Re: [RFC PATCH 3/3] mm: entirely remove lru_add_drain in do_swap_page

From: Barry Song

Date: Wed Jun 17 2026 - 06:01:18 EST

On Wed, Jun 17, 2026 at 1:38 PM Kairui Song <ryncsn@xxxxxxxxx> wrote:
>
> On Thu, Jun 11, 2026 at 6:52 PM Barry Song (Xiaomi) <baohua@xxxxxxxxxx> wrote:
> >
> > We are doing a lot of redundant lru_add_drain() calls in
> > do_swap_page(), especially for synchronous I/O devices. For
> > example, the test program below currently ends up draining
> > lru_cache 100% of the time:
> >
> > int main(int argc, char *argv[])
> > {
> > int i;
> > #define SIZE 100*1024*1024
> > while(1) {
> > volatile int *p = mmap(0, SIZE, PROT_READ | PROT_WRITE,
> > MAP_PRIVATE | MAP_ANONYMOUS, -1, 0);
> >
> > for (int i = 0; i < SIZE/sizeof(int); i++)
> > p[i] = i%64;
> > madvise((void *)p, SIZE, MADV_PAGEOUT);
> > for (int i = 0; i < SIZE/sizeof(int); i++)
> > p[i] = i%64;
> > munmap(p, SIZE);
> > }
> > return 0;
> > }
> >
> > Folio reuse now relies primarily on the exclusive hint, making
> > lru_cache draining to drop the refcount in lru_cache largely
> > irrelevant.
> >
> > Signed-off-by: Barry Song (Xiaomi) <baohua@xxxxxxxxxx>
> > ---
> > mm/memory.c | 10 ----------
> > 1 file changed, 10 deletions(-)
> >
> > diff --git a/mm/memory.c b/mm/memory.c
> > index ce8ef27e7a54..b5a78670bcc8 100644
> > --- a/mm/memory.c
> > +++ b/mm/memory.c
> > @@ -4903,16 +4903,6 @@ vm_fault_t do_swap_page(struct vm_fault *vmf)
> > } else if (folio != swapcache)
> > page = folio_page(folio, 0);
> >
> > - /*
> > - * If we want to map a page that's in the swapcache writable, we
> > - * have to detect via the refcount if we're really the exclusive
> > - * owner. Try removing the extra reference from the local LRU
> > - * caches if required.
> > - */
> > - if ((vmf->flags & FAULT_FLAG_WRITE) &&
> > - !folio_test_ksm(folio) && !folio_test_lru(folio))
> > - lru_add_drain();
> > -
> > folio_throttle_swaprate(folio, GFP_KERNEL);
> >
> > /*
> > --
> > 2.39.3 (Apple Git-146)
> >
> >
>
> There is a ref check in should_try_to_free_swap though, perhaps we
> should also improve that part too or we may have more more folios
> stuck in swap cache after this change?

Good catch. We could assume that a !LRU folio has an extra reference held
by lru_cache. Does the below make sense to you?

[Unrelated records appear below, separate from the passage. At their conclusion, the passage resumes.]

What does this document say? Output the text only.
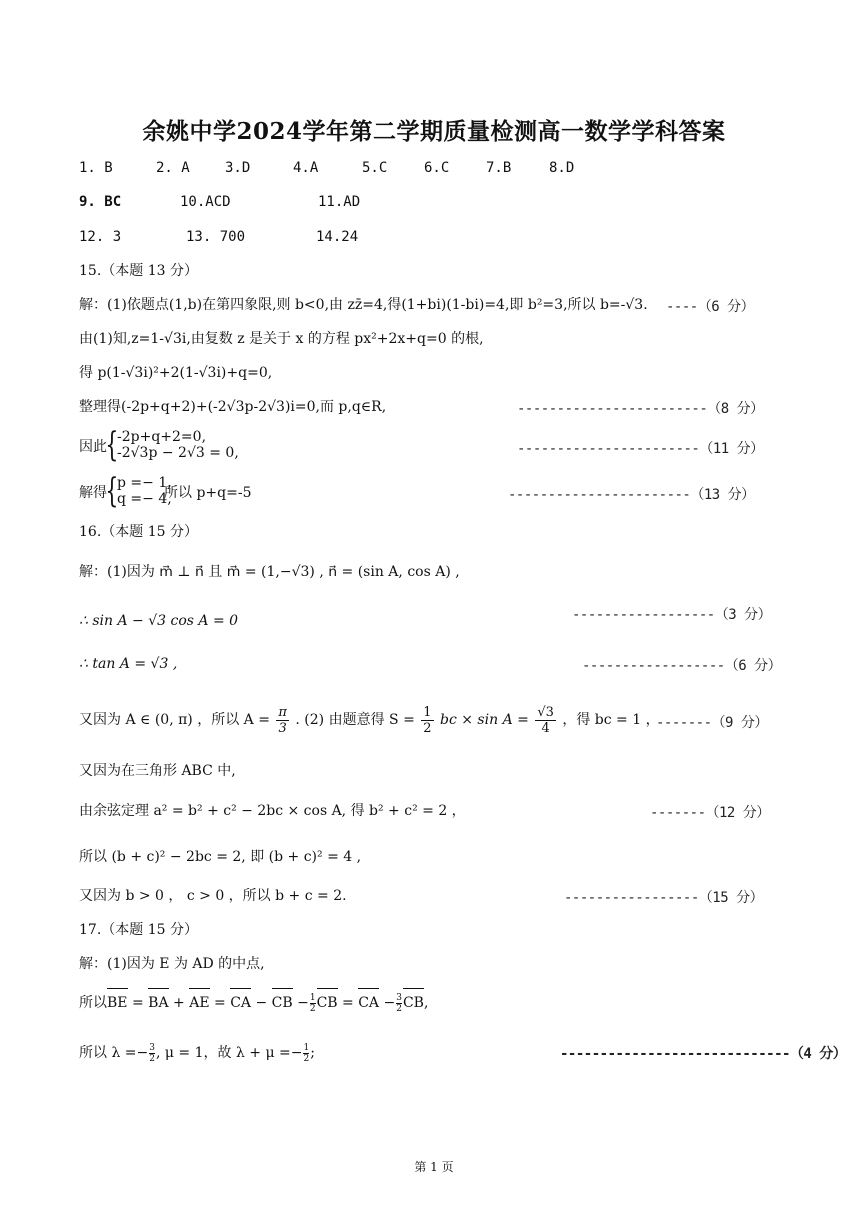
余姚中学2024学年第二学期质量检测高一数学学科答案
1. B	2. A	3.D	4.A	5.C	6.C	7.B	8.D
9. BC	10.ACD	11.AD
12. 3	13. 700	14.24
15.（本题 13 分）
解：(1)依题点(1,b)在第四象限,则 b<0,由 zz̄=4,得(1+bi)(1-bi)=4,即 b²=3,所以 b=-√3. ----（6 分）
由(1)知,z=1-√3i,由复数 z 是关于 x 的方程 px²+2x+q=0 的根,
得 p(1-√3i)²+2(1-√3i)+q=0,
整理得(-2p+q+2)+(-2√3p-2√3)i=0,而 p,q∈R,	------------------------（8 分）
因此
{
-2p+q+2=0,
-2√3p − 2√3 = 0,	-----------------------（11 分）
解得
{
p =− 1,
q =− 4,
所以 p+q=-5	-----------------------（13 分）
16.（本题 15 分）
解：(1)因为 m⃗ ⊥ n⃗ 且 m⃗ = (1,−√3) , n⃗ = (sin A, cos A) ,
∴ sin A − √3 cos A = 0	------------------（3 分）
∴ tan A = √3 ,	------------------（6 分）
又因为 A ∈ (0, π) ，所以 $A = \frac{\pi}{3}$ . (2) 由题意得 $S = \frac{1}{2}$ bc × $\sin A = \frac{√3}{4}$ ，得 bc = 1 ，
-------（9 分）
又因为在三角形 ABC 中,
由余弦定理 a² = b² + c² − 2bc × cos A, 得 b² + c² = 2 ，	-------（12 分）
所以 (b + c)² − 2bc = 2, 即 (b + c)² = 4 ,
又因为 b > 0 ， c > 0 ，所以 b + c = 2.	-----------------（15 分）
17.（本题 15 分）
解：(1)因为 E 为 AD 的中点,
所以BE = BA + AE = CA − CB − $\frac{1}{2}CB$ = CA − $\frac{3}{2}CB$,
所以 $\lambda =- \frac{3}{2}$, μ = 1，故 $\lambda + \mu =- \frac{1}{2}$;	-----------------------------（4 分）
第 1 页
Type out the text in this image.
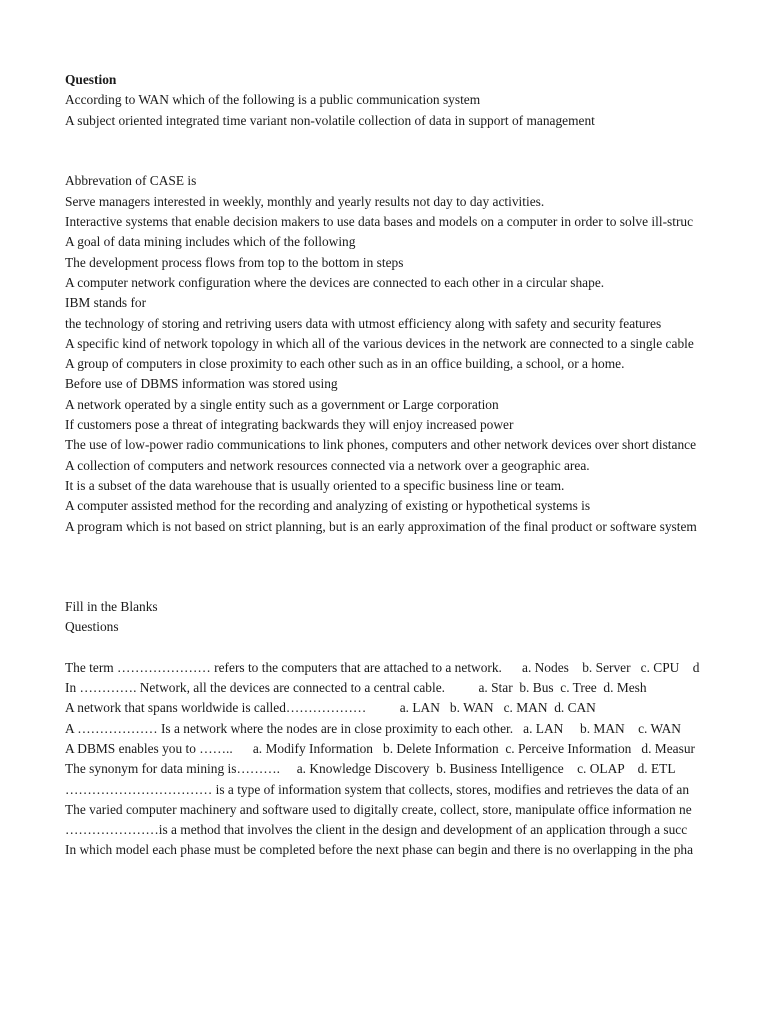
Question
According to WAN which of the following is a public communication system
A subject oriented integrated time variant non-volatile collection of data in support of management
Abbrevation of CASE is
Serve managers interested in weekly, monthly and yearly results not day to day activities.
Interactive systems that enable decision makers to use data bases and models on a computer in order to solve ill-struc
A goal of data mining includes which of the following
The development process flows from top to the bottom in steps
A computer network configuration where the devices are connected to each other in a circular shape.
IBM stands for
the technology of storing and retriving users data with utmost efficiency along with safety and security features
A specific kind of network topology in which all of the various devices in the network are connected to a single cable
A group of computers in close proximity to each other such as in an office building, a school, or a home.
Before use of DBMS information was stored using
A network operated by a single entity such as a government or Large corporation
If customers pose a threat of integrating backwards they will enjoy increased power
The use of low-power radio communications to link phones, computers and other network devices over short distance
A collection of computers and network resources connected via a network over a geographic area.
It is a subset of the data warehouse that is usually oriented to a specific business line or team.
A computer assisted method for the recording and analyzing of existing or hypothetical systems is
A program which is not based on strict planning, but is an early approximation of the final product or software system
Fill in the Blanks
Questions
The term ………………… refers to the computers that are attached to a network.      a. Nodes    b. Server   c. CPU    d
In …………. Network, all the devices are connected to a central cable.          a. Star  b. Bus  c. Tree  d. Mesh
A network that spans worldwide is called………………          a. LAN   b. WAN   c. MAN  d. CAN
A ……………… Is a network where the nodes are in close proximity to each other.   a. LAN     b. MAN    c. WAN
A DBMS enables you to ……..      a. Modify Information   b. Delete Information  c. Perceive Information   d. Measur
The synonym for data mining is……….     a. Knowledge Discovery  b. Business Intelligence    c. OLAP    d. ETL
…………………………… is a type of information system that collects, stores, modifies and retrieves the data of an
The varied computer machinery and software used to digitally create, collect, store, manipulate office information ne
…………………is a method that involves the client in the design and development of an application through a succ
In which model each phase must be completed before the next phase can begin and there is no overlapping in the pha
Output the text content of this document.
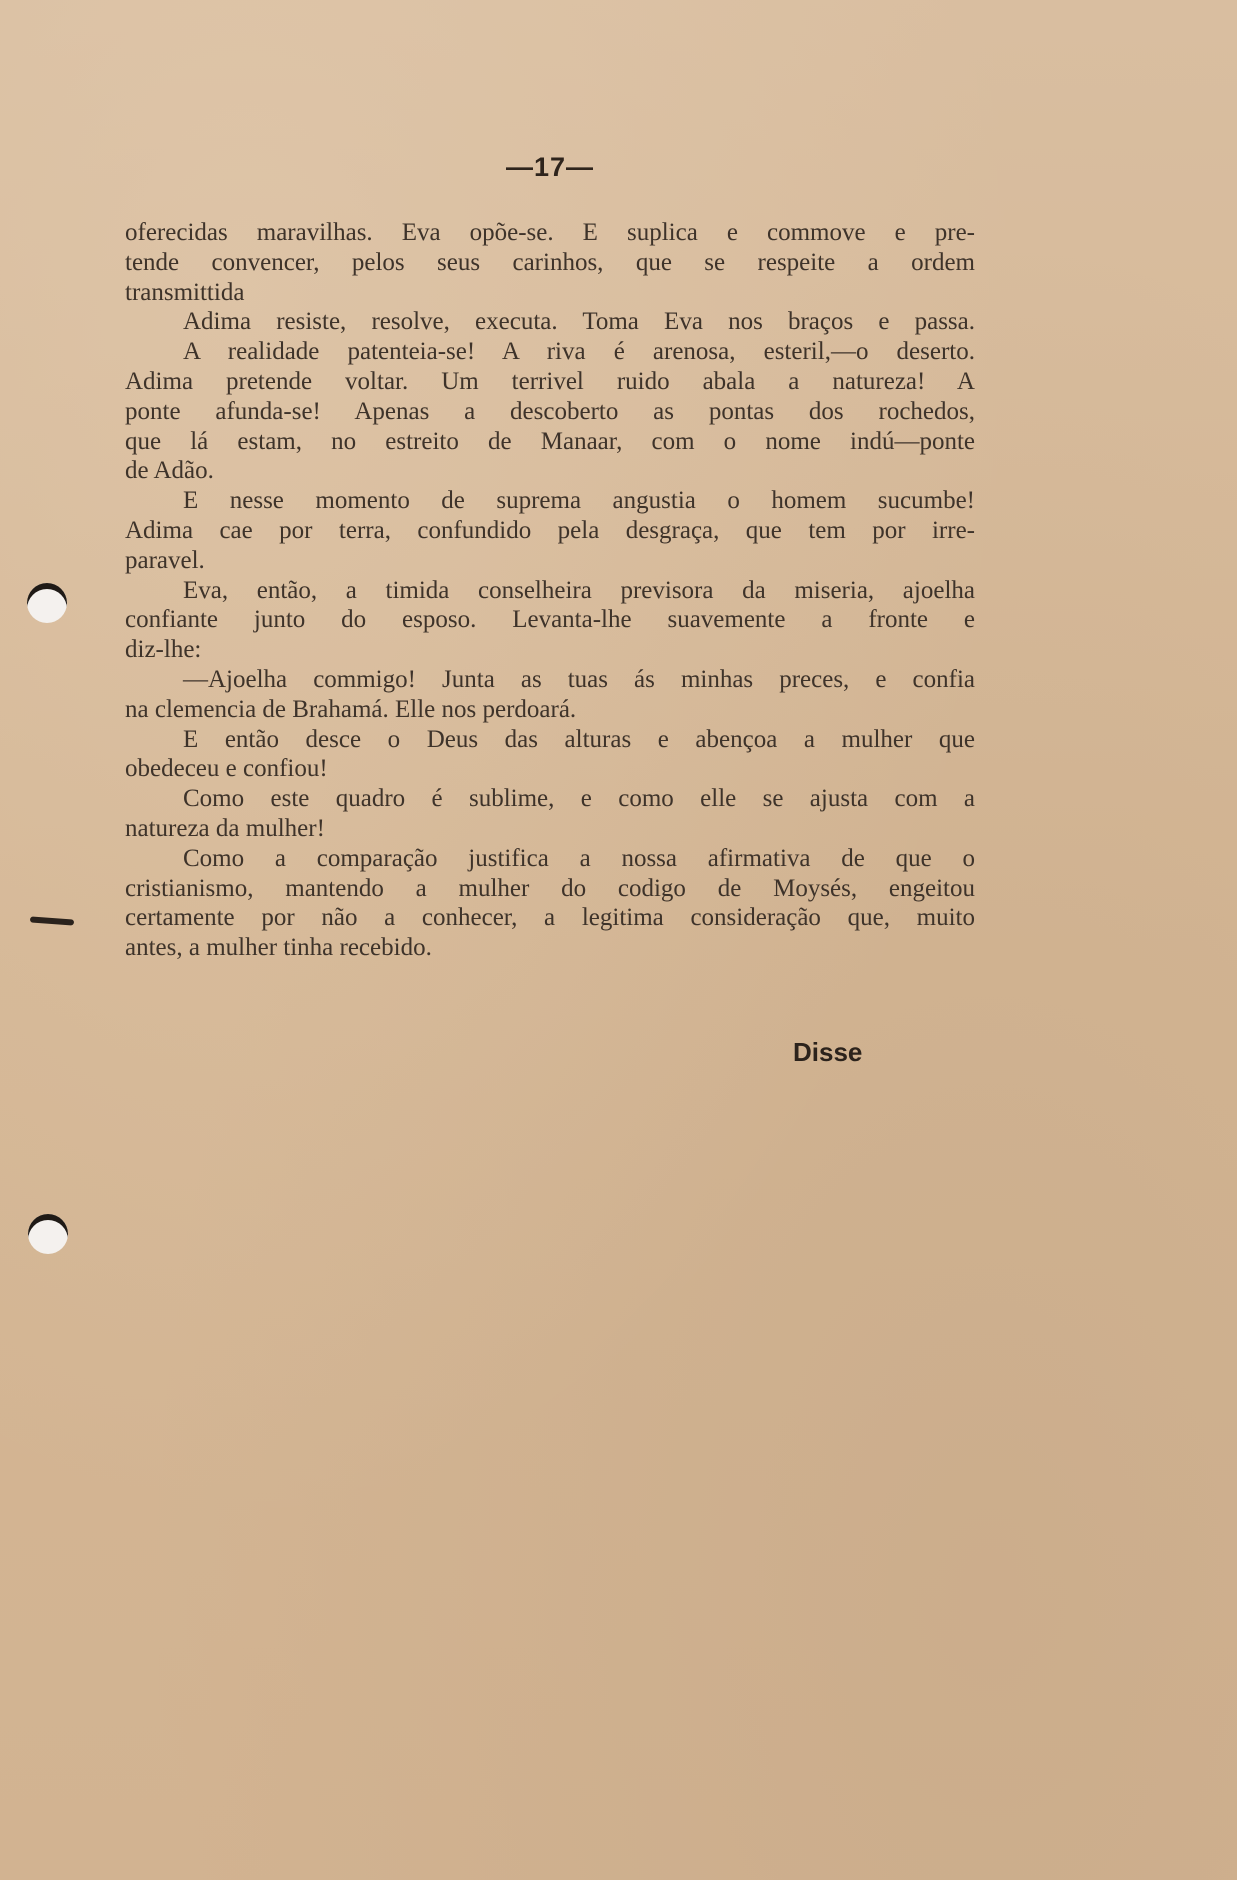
—17—
oferecidas maravilhas. Eva opõe-se. E suplica e commove e pre-
tende convencer, pelos seus carinhos, que se respeite a ordem
transmittida
Adima resiste, resolve, executa. Toma Eva nos braços e passa.
A realidade patenteia-se! A riva é arenosa, esteril,—o deserto.
Adima pretende voltar. Um terrivel ruido abala a natureza! A
ponte afunda-se! Apenas a descoberto as pontas dos rochedos,
que lá estam, no estreito de Manaar, com o nome indú—ponte
de Adão.
E nesse momento de suprema angustia o homem sucumbe!
Adima cae por terra, confundido pela desgraça, que tem por irre-
paravel.
Eva, então, a timida conselheira previsora da miseria, ajoelha
confiante junto do esposo. Levanta-lhe suavemente a fronte e
diz-lhe:
—Ajoelha commigo! Junta as tuas ás minhas preces, e confia
na clemencia de Brahamá. Elle nos perdoará.
E então desce o Deus das alturas e abençoa a mulher que
obedeceu e confiou!
Como este quadro é sublime, e como elle se ajusta com a
natureza da mulher!
Como a comparação justifica a nossa afirmativa de que o
cristianismo, mantendo a mulher do codigo de Moysés, engeitou
certamente por não a conhecer, a legitima consideração que, muito
antes, a mulher tinha recebido.
Disse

diff --git a/mm/memory.c b/mm/memory.c
index ff338c2abe92..237220ae1572 100644
--- a/mm/memory.c
+++ b/mm/memory.c
@@ -5094,8 +5094,11 @@ vm_fault_t do_swap_page(struct vm_fault *vmf)
* Remove the swap entry and conditionally try to free up the swapcache.
* Do it after mapping, so raced page faults will likely see the folio
* in swap cache and wait on the folio lock.
+ * Assume that lru_cache contributes an extra reference for non-LRU
+ * folios.
*/
- if (should_try_to_free_swap(si, folio, vma, nr_pages, vmf->flags))
+ if (should_try_to_free_swap(si, folio, vma, nr_pages +
+ !folio_test_lru(folio), vmf->flags))
folio_free_swap(folio);

folio_unlock(folio);